A 1975 essay, co authored with Vallee’s associate Francois Meyer, appeared in the journal Technological Forecasting and Social Change, under the title “The Dynamics of Long-Term Growth”. Here, a handful of notions similar to those expressed by modern transhumanist advocates like Ray Kurzweil had already been present, in relation to the long-term growth of human technological systems occurring at a greater-than exponential rate. Though the term “Singularity” was never used specifically, Vallee, like Kurzweil, predicted that some time in the first half of the twenty-first century, we would see the rate of growth of technology begin to expand so quickly that a sort of “singular point” would be reached.

Jacques Vallee

Jacques Vallee

Vallee feared this could have grim consequences, however, especially when paired alongside steady increases in population growth over time. Specifically, Vallee and Meyer estimated that the target year for this transitional singularity would occur in 2026, whereas in his book The Singularity is Near, Kurzweil places his forecast for what he calls “the knee of the curve” at a point occurring just three years later.

Unlike the more optimistic attitudes toward Singularity expressed by Kurzweil and many in the transhumanist camp today, Vallee and Meyer’s paper had taken a more concerned and skeptical stance, stating that, “the forecast of infinite growth in a finite time interval is absurd. All we can expect of these developments is that some damping effect will take place very soon. The only question is whether this will be accomplished through ‘soft regulation’ or catastrophe.”

One could speculate as to what the authors may have meant by the use of such terms as “soft regulation” paired with “catastrophe.” Had this been a nod to ideas of an Orwellian system that involves micro-management of a populace, or perhaps long-term geo-economic collapse that would stem from issues surrounding overpopulation, combined with the poor management of our banking systems? More likely, Vallee and Meyer had been alluding to an eventual necessity for rationing of resources, in addition to examining conditions pertaining to population in intelligent ways (however controversial the subject of “population control” may have been, and in fact, still is today).

Catastrophe might also represent things less akin to influences from within the State; perhaps the harmful after-effects of intense coronal mass ejections produced by the Sun, or even an asteroid impact, would qualify within the scope of those dangers emanating from nature itself.

Vallee and Meyer’s final statement is perhaps the most cryptic: “It is clear that the rate of growth must eventually decrease. A discussion of the mechanism through which this decrease will take place is beyond the scope of the present study.” It is not difficult to imagine moderate ways the authors might have surmised such “mechanism”, particularly within the modern sphere of concern surrounding themes like world population growth, climate change, and other related topics.
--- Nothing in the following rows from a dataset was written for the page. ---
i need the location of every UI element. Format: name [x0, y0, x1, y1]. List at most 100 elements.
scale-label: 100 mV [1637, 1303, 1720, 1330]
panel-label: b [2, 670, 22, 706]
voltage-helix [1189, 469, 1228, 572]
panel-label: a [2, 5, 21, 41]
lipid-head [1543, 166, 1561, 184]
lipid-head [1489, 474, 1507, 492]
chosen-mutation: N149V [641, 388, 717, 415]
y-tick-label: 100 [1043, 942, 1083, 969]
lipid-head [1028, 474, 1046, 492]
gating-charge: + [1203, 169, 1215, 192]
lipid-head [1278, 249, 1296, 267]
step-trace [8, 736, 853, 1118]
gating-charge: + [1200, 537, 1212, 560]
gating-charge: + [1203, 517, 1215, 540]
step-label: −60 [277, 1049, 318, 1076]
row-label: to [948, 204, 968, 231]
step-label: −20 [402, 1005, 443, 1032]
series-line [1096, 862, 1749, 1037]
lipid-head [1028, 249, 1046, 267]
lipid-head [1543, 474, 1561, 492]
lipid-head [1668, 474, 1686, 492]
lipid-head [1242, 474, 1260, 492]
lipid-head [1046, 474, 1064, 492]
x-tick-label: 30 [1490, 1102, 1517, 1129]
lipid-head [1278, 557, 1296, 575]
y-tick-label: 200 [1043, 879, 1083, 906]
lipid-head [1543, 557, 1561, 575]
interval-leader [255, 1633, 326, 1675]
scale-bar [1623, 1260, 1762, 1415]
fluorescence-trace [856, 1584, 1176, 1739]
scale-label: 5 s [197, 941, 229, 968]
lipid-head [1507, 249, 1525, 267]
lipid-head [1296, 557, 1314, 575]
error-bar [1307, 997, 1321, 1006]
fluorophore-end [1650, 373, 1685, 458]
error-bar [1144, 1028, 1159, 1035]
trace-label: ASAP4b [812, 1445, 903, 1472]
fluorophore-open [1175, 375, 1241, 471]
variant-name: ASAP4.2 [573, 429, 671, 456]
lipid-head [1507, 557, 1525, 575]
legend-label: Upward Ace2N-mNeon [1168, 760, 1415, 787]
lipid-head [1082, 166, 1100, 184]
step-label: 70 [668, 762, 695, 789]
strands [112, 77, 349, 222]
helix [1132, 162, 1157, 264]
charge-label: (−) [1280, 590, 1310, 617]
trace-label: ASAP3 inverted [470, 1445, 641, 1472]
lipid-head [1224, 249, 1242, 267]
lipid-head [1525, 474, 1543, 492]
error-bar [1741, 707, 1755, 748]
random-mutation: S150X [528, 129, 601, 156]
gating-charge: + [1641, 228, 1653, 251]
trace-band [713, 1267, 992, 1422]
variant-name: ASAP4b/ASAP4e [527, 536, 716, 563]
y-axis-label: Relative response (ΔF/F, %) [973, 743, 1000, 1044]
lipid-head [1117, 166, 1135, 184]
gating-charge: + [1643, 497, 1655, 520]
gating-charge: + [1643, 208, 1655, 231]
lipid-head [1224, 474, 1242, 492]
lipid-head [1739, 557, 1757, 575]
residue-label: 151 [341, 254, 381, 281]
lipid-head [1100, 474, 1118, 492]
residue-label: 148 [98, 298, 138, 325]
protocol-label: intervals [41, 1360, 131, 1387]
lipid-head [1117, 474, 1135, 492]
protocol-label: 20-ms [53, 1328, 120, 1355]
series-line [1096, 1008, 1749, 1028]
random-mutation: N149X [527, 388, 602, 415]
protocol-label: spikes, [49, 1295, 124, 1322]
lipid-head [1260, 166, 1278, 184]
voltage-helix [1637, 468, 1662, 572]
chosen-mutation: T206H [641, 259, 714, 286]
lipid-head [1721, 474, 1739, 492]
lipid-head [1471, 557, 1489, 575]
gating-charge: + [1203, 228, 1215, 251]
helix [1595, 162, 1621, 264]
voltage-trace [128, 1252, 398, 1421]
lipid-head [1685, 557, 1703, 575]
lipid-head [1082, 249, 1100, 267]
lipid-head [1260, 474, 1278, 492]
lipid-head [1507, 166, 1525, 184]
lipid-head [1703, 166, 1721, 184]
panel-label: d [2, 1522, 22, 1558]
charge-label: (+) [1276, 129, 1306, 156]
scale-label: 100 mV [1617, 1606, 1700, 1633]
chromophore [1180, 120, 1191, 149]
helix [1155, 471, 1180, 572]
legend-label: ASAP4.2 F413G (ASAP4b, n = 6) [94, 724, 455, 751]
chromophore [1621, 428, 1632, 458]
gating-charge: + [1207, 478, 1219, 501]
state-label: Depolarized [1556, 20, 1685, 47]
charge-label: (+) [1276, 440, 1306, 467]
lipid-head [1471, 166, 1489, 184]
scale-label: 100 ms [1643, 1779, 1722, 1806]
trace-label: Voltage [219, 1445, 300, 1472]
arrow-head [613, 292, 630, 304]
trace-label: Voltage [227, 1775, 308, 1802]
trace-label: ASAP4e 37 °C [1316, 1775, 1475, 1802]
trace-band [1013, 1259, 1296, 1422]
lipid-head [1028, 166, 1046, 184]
Vernor Vinge was less nebulous when he outlined is ideas on Singularity for Omni magazine back in January 1983, where he said, “To write a (science fiction) story set more than a century hence, one needs a nuclear war in between … so that the world remains intelligible.”

It stands to reason that our long-term forecasts for growth truly may be nearly inseparable from certain dangers to humanity that are equally likely to arise in the coming years. Despite our technological innovations of the modern era, will such advances be able to keep up with problems such as population growth, mass extinctions, and other plausible, if not inevitable, dangers?